Dáil debates

Thursday, 6 December 2012

Financial Resolutions 2013 - Financial Resolution No. 15: General (Resumed)

 

2:40 pm

Photo of Aengus Ó SnodaighAengus Ó Snodaigh (Dublin South Central, Sinn Fein) | Oireachtas source

This budget is cowardly and indefensible. In particular, the cuts in social welfare target the most vulnerable in society. So much for the pre-election promises and programme for Government's commitments. By design, the Government has set out to target children and the parents on whom they depend. Also by design, it has set out to target the disabled again.

Only one month ago, the Government campaigned on children's rights, promising the Earth, moon and stars, but we can see today the colour of its commitment to children. The number of children at risk of poverty and the numbers experiencing acute deprivation will increase as a consequence of this budget. Basics such as food, clothing and shelter will become unaffordable for thousands of families. Without hesitation, I condemn the cuts to the child benefit, the back to school allowance, the respite care grant and the maternity benefit in particular, although there are many others.

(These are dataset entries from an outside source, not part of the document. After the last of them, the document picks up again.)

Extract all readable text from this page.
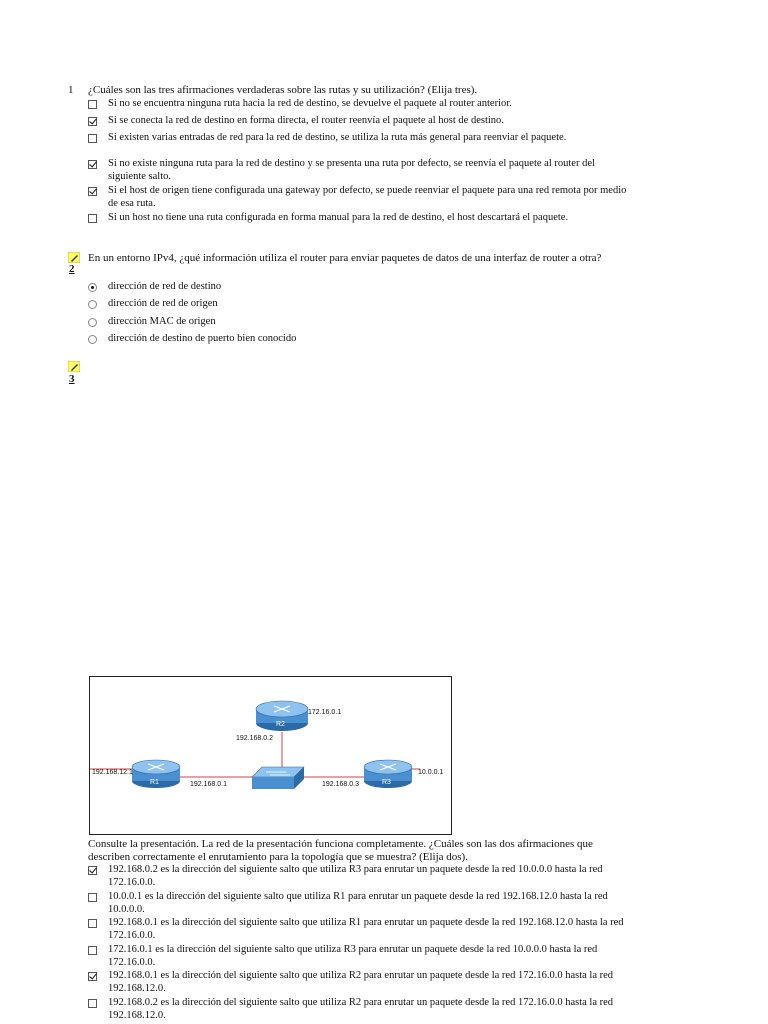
1 ¿Cuáles son las tres afirmaciones verdaderas sobre las rutas y su utilización? (Elija tres).
Si no se encuentra ninguna ruta hacia la red de destino, se devuelve el paquete al router anterior.
Si se conecta la red de destino en forma directa, el router reenvía el paquete al host de destino.
Si existen varias entradas de red para la red de destino, se utiliza la ruta más general para reenviar el paquete.
Si no existe ninguna ruta para la red de destino y se presenta una ruta por defecto, se reenvía el paquete al router del siguiente salto.
Si el host de origen tiene configurada una gateway por defecto, se puede reenviar el paquete para una red remota por medio de esa ruta.
Si un host no tiene una ruta configurada en forma manual para la red de destino, el host descartará el paquete.
2
En un entorno IPv4, ¿qué información utiliza el router para enviar paquetes de datos de una interfaz de router a otra?
dirección de red de destino
dirección de red de origen
dirección MAC de origen
dirección de destino de puerto bien conocido
3
R2
R1	R3
172.16.0.1
192.168.0.2
192.168.12.1
192.168.0.1	192.168.0.3
10.0.0.1
Consulte la presentación. La red de la presentación funciona completamente. ¿Cuáles son las dos afirmaciones que describen correctamente el enrutamiento para la topología que se muestra? (Elija dos).
192.168.0.2 es la dirección del siguiente salto que utiliza R3 para enrutar un paquete desde la red 10.0.0.0 hasta la red 172.16.0.0.
10.0.0.1 es la dirección del siguiente salto que utiliza R1 para enrutar un paquete desde la red 192.168.12.0 hasta la red 10.0.0.0.
192.168.0.1 es la dirección del siguiente salto que utiliza R1 para enrutar un paquete desde la red 192.168.12.0 hasta la red 172.16.0.0.
172.16.0.1 es la dirección del siguiente salto que utiliza R3 para enrutar un paquete desde la red 10.0.0.0 hasta la red 172.16.0.0.
192.168.0.1 es la dirección del siguiente salto que utiliza R2 para enrutar un paquete desde la red 172.16.0.0 hasta la red 192.168.12.0.
192.168.0.2 es la dirección del siguiente salto que utiliza R2 para enrutar un paquete desde la red 172.16.0.0 hasta la red 192.168.12.0.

Yesterday, the Labour-Fine Gael Government dipped its hand into families' pockets and ripped out €10 for each child. In the case of a family of four, the Minister for Social Protection has taken €58 in child benefit per month, some €696 per year. The parents of twins and triplets will struggle in particular, having been targeted by the Government last year.

If all of that was not low enough, the Government has decided to tax the unborn. The decision to start taxing maternity benefit could see some mothers losing more than €1,300 at an expensive time in their lives.

If it was not already bad enough for mothers and their young children, the Government has once again targeted them by cutting the back to school allowance by €50. This annual payment assists the country's poorest children and their families when children return to school each September. Combined with last year's cut of approximately €50, €100 has been cut across two Labour Party and Fine Gael budgets. This is supposed to be a fairness agenda. So much for fairness.

Struggling families should fear not, however. The Minister, Deputy Bruton, and her colleagues have included some measures to "compensate" for the cuts. The Minister for Public Expenditure and Reform, Deputy Howlin, has been all over the place claiming that there is a "suite" of 14 measures to tackle wealth. However, he announced a suite of measures yesterday that will push more people into poverty, target the low paid and the vulnerable and dig further into their pockets. The Minister, Deputy Howlin's wealth suite also targets the poor and the low paid.

The Minister for Social Protection, Deputy Burton, has a solution for the majority of families, one that is taken out of Ms Mary Harney's book. Do Deputies remember Mary Harney of the Progressive Democrats? She told people to shop around. This is the answer that the Minister, Deputy Burton, has for parents whose back to school clothing allowance she has slashed.

I will address one of the meanest cuts of all. The annual respite care grant for children and others with severe disabilities is being cut by €325 at a time when respite services are being steadily reduced because of the Government cuts of recent years to the health service. We need only recall the issue of home help. The respite care grant is invaluable to the financial and mental well-being of family carers. This morning, the Tánaiste referred to its recipients as members of the caring profession. That is a joke. The State has never fully recognised the cost of disability, let alone the value of caring. Using a phrase that incites the rage of many of the carers whom I have met, the Minister, Deputy Burton, has regularly referred to them as unsung heroes. They do not want her patronising praise. They want the cuts reversed and the Government to give them a break.

When people are at their lowest having just lost their jobs, what is the Government's response? The response of the Labour Party, which supposedly represents the working class - at least that lie is in tatters - to jobseekers is to walk all over them and to kick them when they are down. The Government proposes to cut jobseeker's benefit entitlements by three months, amounting to 25% and 33%, respectively. The Government is removing people's insurance repayments, as jobseeker's benefit is a payment due to them from their PRSI contributions. Claimants paid their premiums while working and are entitled to expect that they be repaid to them once they lose their jobs. Since 2007, 300,000 people have lost their jobs. In the past three months alone, the total number of people employed has decreased by 5,800.

The Government has done nothing in this budget to live up to its promise not to cut social welfare core rates. The changes to the jobseeker's benefit is proof of this, were any needed. Just as workers, trade unions, Sinn Féin and members of the Labour Party agree that allowances in the public sector form part of core pay, social welfare allowances and secondary benefits are core social welfare payments. Has the Government no shame in trying to represent this manifestly unfair budget as fair? Shame on it.